Los laboratorios pagarán a Sanidad sólo si se dispara el gasto en farmacia

La dirección de Farmaindustria y el Ministerio de Sanidad están intentando cerrar a marchas forzadas un acuerdo sobre las aportaciones de la industria al Sistema Nacional de Salud (SNS). El presidente de la patronal, Jesús Acebillo, y el director general, Humberto Arnés, han pactado unas devoluciones, en caso de que el consumo se dispare, equivalentes al margen bruto de venta de los laboratorios. Muchos fabricantes se oponen a las devoluciones.

El presidente de Farmaindustria, Jesús Ace-billo, y Humberto Arnés, director general de la patronal de los laboratorios españoles, se comprometieron ayer con el Ministerio de Sanidad a pagar un 60% de los excesos de gasto farmacéutico que se produzcan en los próximos años, si el consumo de especialidades farmacéuticas en las oficinas de farmacia crece entre el PIB nominal y tres puntos más. Si el gasto crece menos o igual que el PIB nominal, los laboratorios no reembolsarían nada al SNS, y si crece más de tres puntos, sólo pagarían el 60% de los tres primeros puntos de exceso.

Ese porcentaje del 60% equivale aproximadamente al margen bruto de venta de los laboratorios y debe ser modulado todavía con el número de recetas, según las fuentes consultadas. Las partes tienen además que pactar en los próximos días a cuánto dinero equivale cada punto de incremento del gasto, es decir, cuánto pagarán los laboratorios en caso de que se dispare el consumo.

El preacuerdo entre am-bos organismos contempla también crear una comisión de seguimiento para controlar el destino de dichas entregas económicas.

Esta aportación financiera es el punto central del acuerdo que Farmaindustria y Sanidad están negociando en el marco del Pacto de Estabilidad Farmacéutica, en el que han de participar boticarios y mayoristas y que la ministra, Celia Villalobos, quiere llevar al Congreso de los Diputados a finales de este mes de septiembre.

La dirección de Farmaindustria ha hecho un enorme esfuerzo en los últimos meses para intentar convencer a los asociados de la necesidad de firmar un acuerdo, pero aún no tienen el respaldo de todas las compañías, según ha explicado uno de los interesados a este periódico.
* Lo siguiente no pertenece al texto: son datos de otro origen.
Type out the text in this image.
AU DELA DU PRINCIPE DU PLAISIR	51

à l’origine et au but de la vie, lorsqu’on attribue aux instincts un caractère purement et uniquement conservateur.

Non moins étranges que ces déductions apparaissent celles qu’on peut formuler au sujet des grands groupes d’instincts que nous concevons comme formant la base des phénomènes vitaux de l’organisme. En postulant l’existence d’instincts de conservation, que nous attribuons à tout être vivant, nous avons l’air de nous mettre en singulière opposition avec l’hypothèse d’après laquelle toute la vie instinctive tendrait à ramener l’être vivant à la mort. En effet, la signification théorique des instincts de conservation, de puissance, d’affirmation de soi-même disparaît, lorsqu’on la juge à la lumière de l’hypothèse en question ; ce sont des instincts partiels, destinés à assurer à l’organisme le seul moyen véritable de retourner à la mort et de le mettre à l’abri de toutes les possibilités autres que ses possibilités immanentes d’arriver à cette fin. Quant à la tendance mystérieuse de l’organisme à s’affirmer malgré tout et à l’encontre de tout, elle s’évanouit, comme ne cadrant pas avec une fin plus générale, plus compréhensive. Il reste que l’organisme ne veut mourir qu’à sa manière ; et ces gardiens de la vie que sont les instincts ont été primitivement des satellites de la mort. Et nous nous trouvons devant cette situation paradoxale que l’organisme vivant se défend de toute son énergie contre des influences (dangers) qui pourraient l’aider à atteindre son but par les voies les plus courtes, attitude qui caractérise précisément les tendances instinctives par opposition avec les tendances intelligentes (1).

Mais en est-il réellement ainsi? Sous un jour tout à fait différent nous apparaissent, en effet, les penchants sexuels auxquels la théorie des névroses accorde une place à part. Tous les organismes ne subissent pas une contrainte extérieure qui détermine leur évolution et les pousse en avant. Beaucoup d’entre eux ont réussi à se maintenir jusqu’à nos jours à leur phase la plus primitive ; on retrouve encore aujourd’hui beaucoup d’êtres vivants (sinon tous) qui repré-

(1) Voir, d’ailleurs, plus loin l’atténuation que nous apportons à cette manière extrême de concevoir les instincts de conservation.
Muchos laboratorios consideran que la producción farmacéutica cumple un papel decisivo en el crecimiento del PIB y que los fondos que aportan para I+D son lo suficientemente importantes como para, además, tener que pactar devoluciones. El año pasado las compañías destinaron a I+D 73.251 millones de pesetas.

Pese a las reticencias de las empresas, un análisis comparado de la evolución del PIB nominal y de los crecimientos interanuales del consumo (a PVP+IVA) a través de las oficinas de farmacia demuestra que la diferencia en los últimos años no ha llegado a tres puntos.

Lo cierto es que cualquier acuerdo debe ser antes ratificado por el consejo de gobierno de Farmaindustria y la junta directiva, integrada por 24 representantes de las compañías. Además, según las fuentes consultadas, la adhesión al pacto sería individual, y éste habría de ser ratificado por la asamblea de Farmaindustria.

Aunque el gasto está controlado y las cifras del primer semestre así lo demuestran (el aumento fue del 5,4%), los laboratorios temen que cuestiones ajenas a ellos, como es el crecimiento de los pensionistas y la llegada masiva de inmigrantes puedan disparar de nuevo el consumo.